Flori Antonio Tasca
Na Revista Portuguesa de Medicina Geral e Familiar, edição de julho de 2012, foi publicado o artigo “Recuso-me a ir para aquela escola – Um caso clínico de bullying”, de autoria de Diana Carneiro e Ana Figueiredo. O artigo ressalta a importância de que os profissionais médicos estejam atentos para sintomas que sugiram prática de bullying.
No caso selecionado pelas autoras, um adolescente havia apresentado grande aumento no número de consultas médicas, sempre com sintomas vagos, como cefaleias, dores abdominais ou musculares, etc. Até que um dia confessou ao médico e à mãe que ele era vítima de agressões físicas e verbais por parte de seis ou sete colegas em sua escola.
O rapaz era insultado e humilhado, além de ser chamado de gay. Era ainda empurrado e um dia até lhe quebraram os óculos. Também tiravam o seu lanche, entre outras ações. Depois de um tempo, as agressões se estenderam à internet. Tudo isso fazia com que ele dissesse, de forma enfática, que se recusava a ir à escola para ser humilhado.
As autoras observaram que, apesar de a prevalência de sintomas poder variar a nível internacional, na maioria dos casos há uma forte associação entre sintomas de caráter físico (cefaleia, dor abdominal, lombalgia, tonturas) e psicológico (alterações do humor e no padrão do sono, ansiedade, isolamento). Essas são características do bullying.
Como a adolescência se caracteriza por alterações biológicas e psicológicas, quando as interações sociais desempenham um papel importante, as pessoas nessa faixa etária são mais suscetíveis aos efeitos negativos do bullying. E a maioria das vítimas não relata o que está se passando, o que aumenta a importância da atuação do médico, pois quem passa por essas agressões costuma desenvolver diversos sintomas psicossomáticos.
O adolescente do caso analisado desenvolveu sintomas como reação aguda ao estresse causado pelo bullying. Com a dificuldade de encontrar matrícula em nova escola, ele ficou quatro meses afastado dos estudos, mas os sintomas persistiram durante todo esse período. Ele, inclusive, manifestava resistência à possibilidade de vir a ser integrado em outra escola, pois receava novas agressões. Precisou tomar medicação controlada.
A situação foi ainda dificultada pelo diretor da escola anterior, que não havia aceitado a justificativa médica pelas faltas e havia sinalizado o caso como abandono escolar. Mas a transferência, por fim, aconteceu, e na nova escola o adolescente começou a revelar sofrimento emocional com risco de auto e heteroagressão. Foi diagnosticada depressão como reação à violência escolar sofrida. E ele precisou de tratamento psiquiátrico.
Na época da publicação do artigo, o adolescente já se sentia melhor na nova escola, mais desenvolto, seguro e feliz, embora ainda demonstrasse intolerância pelo barulho feito por colegas.

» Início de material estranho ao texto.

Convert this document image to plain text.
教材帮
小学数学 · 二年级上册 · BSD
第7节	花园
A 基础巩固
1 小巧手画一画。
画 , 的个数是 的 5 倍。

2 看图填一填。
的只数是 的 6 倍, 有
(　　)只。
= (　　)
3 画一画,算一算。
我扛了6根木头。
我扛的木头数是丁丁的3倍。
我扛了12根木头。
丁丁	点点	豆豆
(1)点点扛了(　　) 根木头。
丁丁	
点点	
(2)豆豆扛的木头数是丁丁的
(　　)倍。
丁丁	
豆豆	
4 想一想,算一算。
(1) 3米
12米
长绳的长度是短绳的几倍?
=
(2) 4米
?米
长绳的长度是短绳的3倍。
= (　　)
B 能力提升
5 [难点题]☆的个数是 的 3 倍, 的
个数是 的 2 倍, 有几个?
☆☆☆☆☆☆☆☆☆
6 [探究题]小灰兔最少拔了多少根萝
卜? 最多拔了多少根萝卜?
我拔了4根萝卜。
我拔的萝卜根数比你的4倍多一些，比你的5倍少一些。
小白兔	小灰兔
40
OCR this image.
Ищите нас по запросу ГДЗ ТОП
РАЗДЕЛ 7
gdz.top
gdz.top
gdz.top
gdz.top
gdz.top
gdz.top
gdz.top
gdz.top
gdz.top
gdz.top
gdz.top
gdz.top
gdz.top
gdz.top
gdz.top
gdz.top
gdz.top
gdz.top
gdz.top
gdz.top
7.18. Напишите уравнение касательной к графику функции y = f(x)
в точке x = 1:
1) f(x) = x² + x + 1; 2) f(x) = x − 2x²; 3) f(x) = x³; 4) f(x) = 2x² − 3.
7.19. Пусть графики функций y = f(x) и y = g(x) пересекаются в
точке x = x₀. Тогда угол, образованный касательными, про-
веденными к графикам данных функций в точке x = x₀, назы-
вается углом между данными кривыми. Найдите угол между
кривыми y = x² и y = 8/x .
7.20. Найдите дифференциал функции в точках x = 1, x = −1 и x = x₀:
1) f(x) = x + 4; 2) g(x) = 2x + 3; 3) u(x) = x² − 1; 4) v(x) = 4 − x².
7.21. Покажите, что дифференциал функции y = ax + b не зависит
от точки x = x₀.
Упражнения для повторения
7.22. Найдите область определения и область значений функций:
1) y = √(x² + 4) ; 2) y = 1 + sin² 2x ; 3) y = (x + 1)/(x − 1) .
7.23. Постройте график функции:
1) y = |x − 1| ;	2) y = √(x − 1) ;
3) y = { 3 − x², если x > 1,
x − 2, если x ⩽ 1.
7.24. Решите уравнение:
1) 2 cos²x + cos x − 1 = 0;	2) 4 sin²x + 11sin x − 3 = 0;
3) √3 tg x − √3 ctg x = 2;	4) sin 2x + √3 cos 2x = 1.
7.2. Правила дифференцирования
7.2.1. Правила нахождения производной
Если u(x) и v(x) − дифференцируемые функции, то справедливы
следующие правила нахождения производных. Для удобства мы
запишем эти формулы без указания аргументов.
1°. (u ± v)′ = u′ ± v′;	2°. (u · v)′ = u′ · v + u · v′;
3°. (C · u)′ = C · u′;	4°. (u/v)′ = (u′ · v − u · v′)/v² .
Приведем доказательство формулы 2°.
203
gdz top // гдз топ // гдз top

As autoras apontaram como forte indicador de que um estudante está sendo vítima de violência a falta de vontade e o medo de ir à escola, quando há angústia intensa e queixas somáticas nos momentos que antecedem a ida para a escola.
Também é comum que esses estudantes cheguem em casa com roupas e livros rasgados ou manchados, perdendo repetidamente pertences e dinheiros e se mantendo calado. No caso analisado, foi muito importante o fato de a família ter acreditado no adolescente e o ajudado, recorrendo aos meios de que dispunham para resolver o seu problema.
Por todas essas razões, as autoras defendiam que a orientação de um caso clínico de bullying deve envolver o esforço de uma equipe multidisciplinar, incluindo os pais, os professores e profissionais da escola, médicos, psicólogos e psiquiatras. Os efeitos do bullying raramente são óbvios, mas a posição privilegiada de um médico de família pode servir para identificar as crianças em risco e orientar as suas famílias.